Грязища... Мать разрывается в школе и с учениками еще. Отец вечно на работе. А дома-то всегда орет, как оглашенный, -Уж, я бы "дерьмократишек" своими бы руками... Картавых всех очередями от бедра!.. Недавно орал так про "коммуняк", которых он тоже до поры хотел "очередями, и от бедра...", ну, и так далее, и тому подобное. А чего из этого вышло? Ровным счетом - ничего. - Интеллигенция хренова, - раздражался Андрей. - Пустые, никчемные людишки. Зряшные мечтатели-говоруны, коптители небес и болтуны. Отравители жизни... Переживают они, видите ли, за весь свет. Только на домашних, на своих, на самых-самых близких им всегда на... Плевать. Плевать на них! При Лене Брежневе горланили по кухням: "Долой Леню - он старый дурак!". При Горбачеве по-новому, сперва: "Осанна в вышних!..", а после снова: "Долой! Горбачев не радикален!..". И - "Борис - борись!". Вот, и "доборолся" тот Борис до их скорой погибели. Сами хотели того... Ничтожнейшие люди!

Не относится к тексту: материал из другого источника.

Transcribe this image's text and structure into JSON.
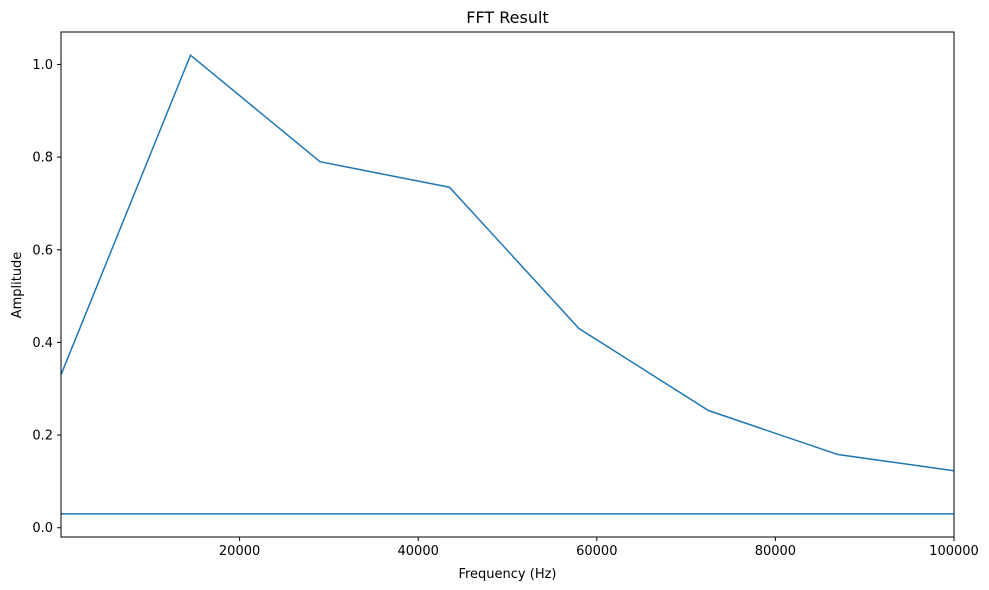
{
  "chart_data": {
    "type": "line",
    "title": "FFT Result",
    "xlabel": "Frequency (Hz)",
    "ylabel": "Amplitude",
    "xlim": [
      0,
      100000
    ],
    "ylim": [
      -0.02,
      1.07
    ],
    "grid": false,
    "xticks": [
      20000,
      40000,
      60000,
      80000,
      100000
    ],
    "xtick_labels": [
      "20000",
      "40000",
      "60000",
      "80000",
      "100000"
    ],
    "yticks": [
      0.0,
      0.2,
      0.4,
      0.6,
      0.8,
      1.0
    ],
    "ytick_labels": [
      "0.0",
      "0.2",
      "0.4",
      "0.6",
      "0.8",
      "1.0"
    ],
    "color": "#1f77b4",
    "series": [
      {
        "x": [
          0,
          14500,
          29000,
          43500,
          58000,
          72500,
          87000,
          100000
        ],
        "y": [
          0.33,
          1.02,
          0.79,
          0.735,
          0.43,
          0.253,
          0.158,
          0.123
        ]
      },
      {
        "x": [
          0,
          100000
        ],
        "y": [
          0.03,
          0.03
        ]
      }
    ]
  }
}
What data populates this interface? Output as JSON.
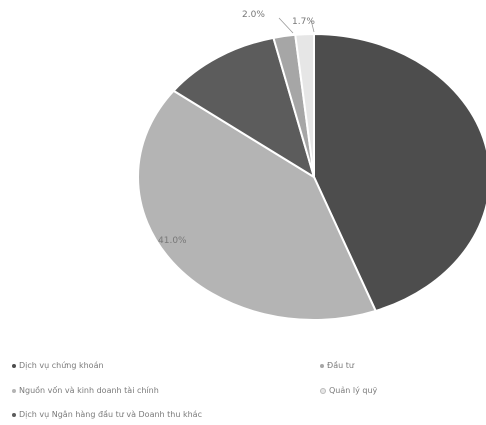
{
  "chart_data": {
    "type": "pie",
    "data_labels": [
      "2.0%",
      "1.7%",
      "41.0%"
    ],
    "slices": [
      {
        "name": "Dịch vụ chứng khoán",
        "value": 44.3,
        "color": "#4d4d4d"
      },
      {
        "name": "Nguồn vốn và kinh doanh tài chính",
        "value": 41.0,
        "color": "#b4b4b4"
      },
      {
        "name": "Dịch vụ Ngân hàng đầu tư và Doanh thu khác",
        "value": 11.0,
        "color": "#5c5c5c"
      },
      {
        "name": "Đầu tư",
        "value": 2.0,
        "color": "#a6a6a6"
      },
      {
        "name": "Quản lý quỹ",
        "value": 1.7,
        "color": "#e6e6e6"
      }
    ],
    "legend": {
      "placement": "bottom",
      "items": [
        "Dịch vụ chứng khoán",
        "Nguồn vốn và kinh doanh tài chính",
        "Dịch vụ Ngân hàng đầu tư và Doanh thu khác",
        "Đầu tư",
        "Quản lý quỹ"
      ]
    }
  }
}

Ничтожнейшие, чьи жизни миновали навсегда, распластанные меж пустыми, сигаретно-водочными и чайно-кофейными кухонными посиделками, горячим пересказом новостей заграничного радио и ожесточенно-бесконечным добыванием всего на этой суровой земле. Между доставанием по "блату" мужских сапог (что прямо с базы) и шоколадных конфет (что из ресторана), женских импортных чулок и гарнитура из Народной Югославии...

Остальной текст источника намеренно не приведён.